Ireland's turnaround began in the late 1960's when the government made secondary education free, enabling a lot more working-class kids to get a high school or technical degree. As a result, when Ireland joined the E.U. in 1973, it was able to draw on a much more educated work force.

By the mid-1980's, though, Ireland had reaped the initial benefits of E.U. membership - subsidies to build better infrastructure and a big market to sell into. But it still did not have enough competitive products to sell, because of years of protectionism and fiscal mismanagement. The country was going broke, and most college grads were emigrating.

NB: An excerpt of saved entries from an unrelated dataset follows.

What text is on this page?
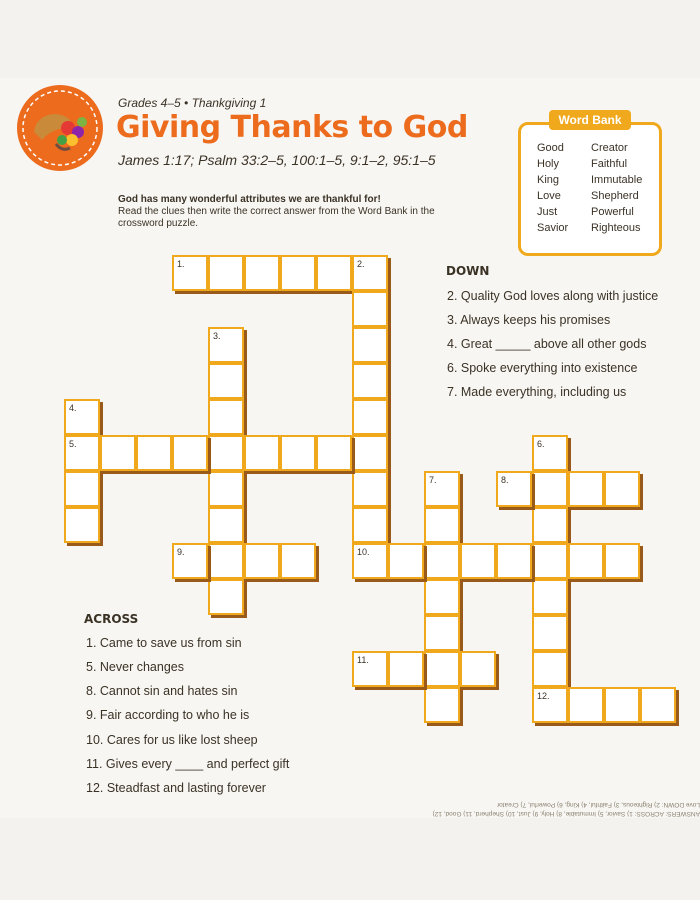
Grades 4–5 • Thankgiving 1
Giving Thanks to God
James 1:17; Psalm 33:2–5, 100:1–5, 9:1–2, 95:1–5
God has many wonderful attributes we are thankful for!
Read the clues then write the correct answer from the Word Bank in the crossword puzzle.
Word Bank
Good
Holy
King
Love
Just
Savior
Creator
Faithful
Immutable
Shepherd
Powerful
Righteous
1.	2.
10.
3.
4.
5.	6.
12.
7.	8.
9.
11.
DOWN
2. Quality God loves along with justice
3. Always keeps his promises
4. Great _____ above all other gods
6. Spoke everything into existence
7. Made everything, including us
ACROSS
1. Came to save us from sin
5. Never changes
8. Cannot sin and hates sin
9. Fair according to who he is
10. Cares for us like lost sheep
11. Gives every ____ and perfect gift
12. Steadfast and lasting forever
ANSWERS: ACROSS: 1) Savior, 5) Immutable, 8) Holy, 9) Just, 10) Shepherd, 11) Good, 12) Love DOWN: 2) Righteous, 3) Faithful, 4) King, 6) Powerful, 7) Creator
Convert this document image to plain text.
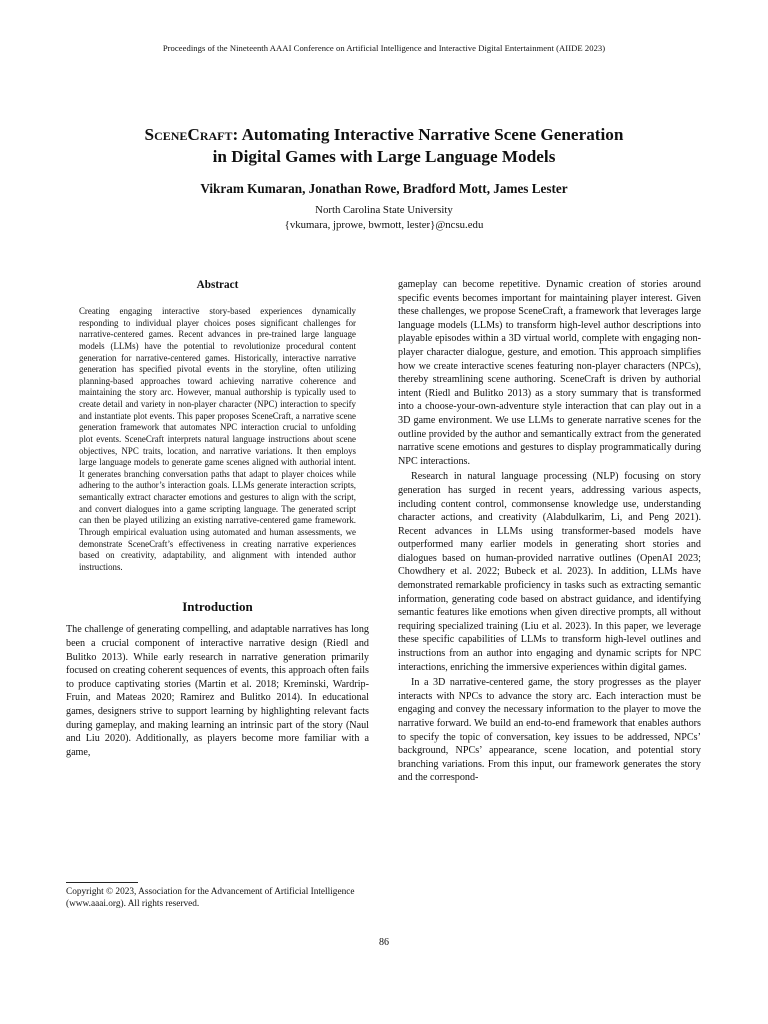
Proceedings of the Nineteenth AAAI Conference on Artificial Intelligence and Interactive Digital Entertainment (AIIDE 2023)
SceneCraft: Automating Interactive Narrative Scene Generation
in Digital Games with Large Language Models
Vikram Kumaran, Jonathan Rowe, Bradford Mott, James Lester
North Carolina State University
{vkumara, jprowe, bwmott, lester}@ncsu.edu
Abstract

Creating engaging interactive story-based experiences dynamically responding to individual player choices poses significant challenges for narrative-centered games. Recent advances in pre-trained large language models (LLMs) have the potential to revolutionize procedural content generation for narrative-centered games. Historically, interactive narrative generation has specified pivotal events in the storyline, often utilizing planning-based approaches toward achieving narrative coherence and maintaining the story arc. However, manual authorship is typically used to create detail and variety in non-player character (NPC) interaction to specify and instantiate plot events. This paper proposes SceneCraft, a narrative scene generation framework that automates NPC interaction crucial to unfolding plot events. SceneCraft interprets natural language instructions about scene objectives, NPC traits, location, and narrative variations. It then employs large language models to generate game scenes aligned with authorial intent. It generates branching conversation paths that adapt to player choices while adhering to the author’s interaction goals. LLMs generate interaction scripts, semantically extract character emotions and gestures to align with the script, and convert dialogues into a game scripting language. The generated script can then be played utilizing an existing narrative-centered game framework. Through empirical evaluation using automated and human assessments, we demonstrate SceneCraft’s effectiveness in creating narrative experiences based on creativity, adaptability, and alignment with intended author instructions.

Introduction

The challenge of generating compelling, and adaptable narratives has long been a crucial component of interactive narrative design (Riedl and Bulitko 2013). While early research in narrative generation primarily focused on creating coherent sequences of events, this approach often fails to produce captivating stories (Martin et al. 2018; Kreminski, Wardrip-Fruin, and Mateas 2020; Ramirez and Bulitko 2014). In educational games, designers strive to support learning by highlighting relevant facts during gameplay, and making learning an intrinsic part of the story (Naul and Liu 2020). Additionally, as players become more familiar with a game,

gameplay can become repetitive. Dynamic creation of stories around specific events becomes important for maintaining player interest. Given these challenges, we propose SceneCraft, a framework that leverages large language models (LLMs) to transform high-level author descriptions into playable episodes within a 3D virtual world, complete with engaging non-player character dialogue, gesture, and emotion. This approach simplifies how we create interactive scenes featuring non-player characters (NPCs), thereby streamlining scene authoring. SceneCraft is driven by authorial intent (Riedl and Bulitko 2013) as a story summary that is transformed into a choose-your-own-adventure style interaction that can play out in a 3D game environment. We use LLMs to generate narrative scenes for the outline provided by the author and semantically extract from the generated narrative scene emotions and gestures to display programmatically during NPC interactions.

Research in natural language processing (NLP) focusing on story generation has surged in recent years, addressing various aspects, including content control, commonsense knowledge use, understanding character actions, and creativity (Alabdulkarim, Li, and Peng 2021). Recent advances in LLMs using transformer-based models have outperformed many earlier models in generating short stories and dialogues based on human-provided narrative outlines (OpenAI 2023; Chowdhery et al. 2022; Bubeck et al. 2023). In addition, LLMs have demonstrated remarkable proficiency in tasks such as extracting semantic information, generating code based on abstract guidance, and identifying semantic features like emotions when given directive prompts, all without requiring specialized training (Liu et al. 2023). In this paper, we leverage these specific capabilities of LLMs to transform high-level outlines and instructions from an author into engaging and dynamic scripts for NPC interactions, enriching the immersive experiences within digital games.

In a 3D narrative-centered game, the story progresses as the player interacts with NPCs to advance the story arc. Each interaction must be engaging and convey the necessary information to the player to move the narrative forward. We build an end-to-end framework that enables authors to specify the topic of conversation, key issues to be addressed, NPCs’ background, NPCs’ appearance, scene location, and potential story branching variations. From this input, our framework generates the story and the correspond-

Copyright © 2023, Association for the Advancement of Artificial Intelligence (www.aaai.org). All rights reserved.
86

"We went on a borrowing, spending and taxing spree, and that nearly drove us under," said Deputy Prime Minister Mary Harney. "It was because we nearly went under that we got the courage to change."

And change Ireland did. In a quite unusual development, the government, the main trade unions, farmers and industrialists came together and agreed on a program of fiscal austerity, slashing corporate taxes to 12.5 percent, far below the rest of Europe, moderating wages and prices, and aggressively courting foreign investment. In 1996, Ireland made college education basically free, creating an even more educated work force.

The results have been phenomenal. Today, 9 out of 10 of the world's top pharmaceutical companies have operations here, as do 16 of the top 20 medical device companies and 7 out of the top 10 software designers. Last year, Ireland got more foreign direct investment from America than from China. And overall government tax receipts are way up.